He Said/She Said(74)



‘Well, neither did I,’ I said. In the swelling silence we both put together the same puzzle. Mac and Ling aside, there was only one person who knew our flat, one person who knew where the candles were. I remembered with a swoop of horror the day I’d left her alone in our flat. She’d had eight hours to get herself a key cut. It was the only opportunity she’d had.

She’d wanted control from the start.

The firefighter’s face took on a completely different expression. ‘You’re sure neither of you did it.’

‘Absolutely not,’ we said in unison.

The firefighter nodded the answer to some internal question. ‘Right. We’ll take this seriously. We’ll get forensics to look for signs of forced entry. There’s CCTV on the kebab shop next door, it might yield something. You’ll have to make statements to the police. You wait here—’ as if we had any choice – ‘while I go and call a colleague.’

After his departure, we sat there in stunned silence for a while, watching the firefighters traipse in and out of our smoking building.

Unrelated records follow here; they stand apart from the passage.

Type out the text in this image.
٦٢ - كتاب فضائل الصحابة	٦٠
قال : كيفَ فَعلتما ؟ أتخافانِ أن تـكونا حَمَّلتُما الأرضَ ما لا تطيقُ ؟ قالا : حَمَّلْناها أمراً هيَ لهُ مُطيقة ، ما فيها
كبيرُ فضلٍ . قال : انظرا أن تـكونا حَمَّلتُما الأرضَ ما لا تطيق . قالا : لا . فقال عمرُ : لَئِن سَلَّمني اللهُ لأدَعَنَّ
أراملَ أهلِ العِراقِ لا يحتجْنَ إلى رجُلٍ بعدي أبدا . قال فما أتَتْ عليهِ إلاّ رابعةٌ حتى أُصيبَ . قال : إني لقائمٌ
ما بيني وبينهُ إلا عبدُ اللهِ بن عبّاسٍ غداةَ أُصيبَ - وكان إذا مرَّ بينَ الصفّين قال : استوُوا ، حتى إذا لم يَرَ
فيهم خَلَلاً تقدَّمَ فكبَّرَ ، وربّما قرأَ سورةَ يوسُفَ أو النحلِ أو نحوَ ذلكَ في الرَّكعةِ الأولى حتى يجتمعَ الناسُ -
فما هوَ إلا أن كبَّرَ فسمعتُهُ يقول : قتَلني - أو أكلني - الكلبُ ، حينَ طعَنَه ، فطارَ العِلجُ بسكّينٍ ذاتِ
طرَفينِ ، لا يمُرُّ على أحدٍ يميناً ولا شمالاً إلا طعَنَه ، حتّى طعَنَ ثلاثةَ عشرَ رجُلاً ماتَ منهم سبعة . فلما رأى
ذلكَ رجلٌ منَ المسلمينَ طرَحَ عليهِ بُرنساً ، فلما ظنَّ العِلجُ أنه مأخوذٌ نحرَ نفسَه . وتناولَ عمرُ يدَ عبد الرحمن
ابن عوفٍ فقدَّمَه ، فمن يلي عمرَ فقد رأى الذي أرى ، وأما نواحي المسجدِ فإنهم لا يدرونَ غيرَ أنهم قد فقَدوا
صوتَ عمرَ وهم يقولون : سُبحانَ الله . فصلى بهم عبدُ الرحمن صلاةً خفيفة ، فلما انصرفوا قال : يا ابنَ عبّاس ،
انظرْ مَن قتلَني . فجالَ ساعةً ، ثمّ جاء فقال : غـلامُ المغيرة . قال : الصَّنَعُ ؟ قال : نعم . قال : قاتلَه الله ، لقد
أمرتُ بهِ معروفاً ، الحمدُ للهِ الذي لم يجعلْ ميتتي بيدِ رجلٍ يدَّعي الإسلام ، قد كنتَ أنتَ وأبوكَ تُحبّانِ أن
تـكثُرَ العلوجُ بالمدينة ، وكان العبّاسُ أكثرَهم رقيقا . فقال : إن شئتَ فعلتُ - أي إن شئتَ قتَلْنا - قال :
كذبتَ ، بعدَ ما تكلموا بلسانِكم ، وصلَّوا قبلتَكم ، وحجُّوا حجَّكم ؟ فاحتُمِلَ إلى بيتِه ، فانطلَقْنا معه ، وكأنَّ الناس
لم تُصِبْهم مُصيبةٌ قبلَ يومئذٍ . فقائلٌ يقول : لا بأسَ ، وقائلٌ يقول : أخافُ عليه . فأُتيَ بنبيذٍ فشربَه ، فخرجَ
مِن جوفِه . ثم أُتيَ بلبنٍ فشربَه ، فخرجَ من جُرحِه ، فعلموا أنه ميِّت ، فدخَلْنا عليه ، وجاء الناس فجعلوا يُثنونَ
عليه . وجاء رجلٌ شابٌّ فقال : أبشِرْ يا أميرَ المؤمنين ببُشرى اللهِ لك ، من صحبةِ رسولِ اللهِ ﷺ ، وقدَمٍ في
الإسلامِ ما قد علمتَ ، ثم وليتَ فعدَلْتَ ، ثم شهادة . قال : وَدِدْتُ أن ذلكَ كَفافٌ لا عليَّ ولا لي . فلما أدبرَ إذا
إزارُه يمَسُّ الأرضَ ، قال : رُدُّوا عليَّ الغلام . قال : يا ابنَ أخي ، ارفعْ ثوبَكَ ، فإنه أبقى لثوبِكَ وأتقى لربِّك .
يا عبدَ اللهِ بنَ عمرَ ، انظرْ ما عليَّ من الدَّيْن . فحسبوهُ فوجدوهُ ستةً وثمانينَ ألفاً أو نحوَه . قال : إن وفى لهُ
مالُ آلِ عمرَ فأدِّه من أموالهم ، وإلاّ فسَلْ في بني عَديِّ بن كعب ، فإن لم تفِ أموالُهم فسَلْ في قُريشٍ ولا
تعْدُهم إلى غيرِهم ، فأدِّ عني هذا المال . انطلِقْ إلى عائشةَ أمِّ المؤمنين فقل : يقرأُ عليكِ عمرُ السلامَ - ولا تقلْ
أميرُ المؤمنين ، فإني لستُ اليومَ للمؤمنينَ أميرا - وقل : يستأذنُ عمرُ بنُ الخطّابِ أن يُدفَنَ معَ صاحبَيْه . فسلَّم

I finally faced the naivety that had made me lie in court and risk my relationship, risk my life. Taking as deep a breath as my charred lungs would allow, I said to Kit, ‘It’s not arson, is it? It’s attempted murder.’





Totality





Chapter 39





LAURA

28 September 2000

Seven days after the fire, I drove Ling’s old van round and round Clapham Common, looking for somewhere to park. Kit sat beside me, his left hand still in its big white mitten. On my third loop I finally found a metered space outside our flat. I managed to manoeuvre the van in without scraping the paint off the vehicles at either end, and we fed the meter enough coins to give us two hours.

‘I half expect her to be sitting on the doorstep,’ I said as I slammed the doors.

The police hadn’t been able to question Beth. Although they’d ‘had a chat’ with her, it wasn’t as a suspect. There were no witnesses and the CCTV camera on the side of the kebab shop turned out to be a dummy. The fire brigade had broken the door when they put out the fire, corrupting any evidence of forced entry. I braved Kit’s fury – ‘What were you thinking, leaving a stranger in the house?’ – to tell them about the possibility of a copied key, but all the local locksmiths drew a blank. Beth’s DNA was all over our house – she had let herself out only hours before the fire – and so forensics would have been meaningless. There was nothing to stop Beth coming after us. My bottomless reservoir of compassion had dried up. Empathy wasn’t going to save us when we were choking.

Beth wasn’t on the doorstep. Apart from a shiny new lock and hinges, the front door looked like it always did, today accessorised with an empty KFC box and a little sun-dried pool of vomit. A glance upwards at the black feathers around our boarded-up kitchen window told the real story. Fatigue hit me like a wave. I was running off caffeine and panic. I had not slept through the night since the fire, not because I was scared – it was still too early for that – but because there was something I had to do, a cold insistence that peaked in the small hours. Each night I lay awake on the lumpy sofabed in Adele’s spare room and vowed I would do it the following day, but days were taken up with hospital appointments, flat viewings and long, circular calls to our insurers and our landlord.

We opened the new lock using a new key. One of the first things Kit had done, almost immediately he was out of the hospital, was to get all our mail redirected to Adele’s house; I had transferred my morning post routine wholesale to her doormat. The only letters here in Clapham were the usual flyers and delivery leaflets. The stairwell stank of stale smoke and smut was thick on the walls. I held Kit’s good hand.

The carpet still squelched with filthy water. It wasn’t the staircase itself that had caught but the walls with their layers of ancient paint and paper. Everything in the sitting room had burned or, in many cases, melted. The television, Kit’s camera and laptop were lumps of plastic and wire, shot through with ribbons of silicone and glass splinters. He’d only lost a week’s work, having backed most of it up on his computer at UCL, where, for all I know, it still is, waiting patiently on some long-buried hard drive. (His department gave him sick leave, which I encouraged him to extend: I hadn’t told Beth where my new job was, but she knew where Kit spent his days. When I fell apart, Kit’s sick leave turned into indefinite, but unpaid, compassionate leave. I encouraged him to stay away; theoretically, he could still go back and complete his doctorate, but I have learned to stop reminding him of that.)

Both our mobile phones and our landline and answering machine had been destroyed, the latter a black pool of cooled lava on the table. We had already replaced them with new numbers. Almost all our books would have to go. The burning around the photo of my mum was so bad that I couldn’t even identify which bit of charred mess had once been the frame.

Kit’s coat had been hanging on the back of the bedroom door. All that remained were metal buttons, the skeleton of a Swiss Army knife and some blackened coins from his pocket.

He stood in front of where his eclipse map had been. My hand flew to my mouth. ‘Kit! All your memorabilia!’

‘That’s what I thought,’ he said. ‘But actually most of it’s in storage at Mum’s. There’s only really the T-shirts here and they might be ok.’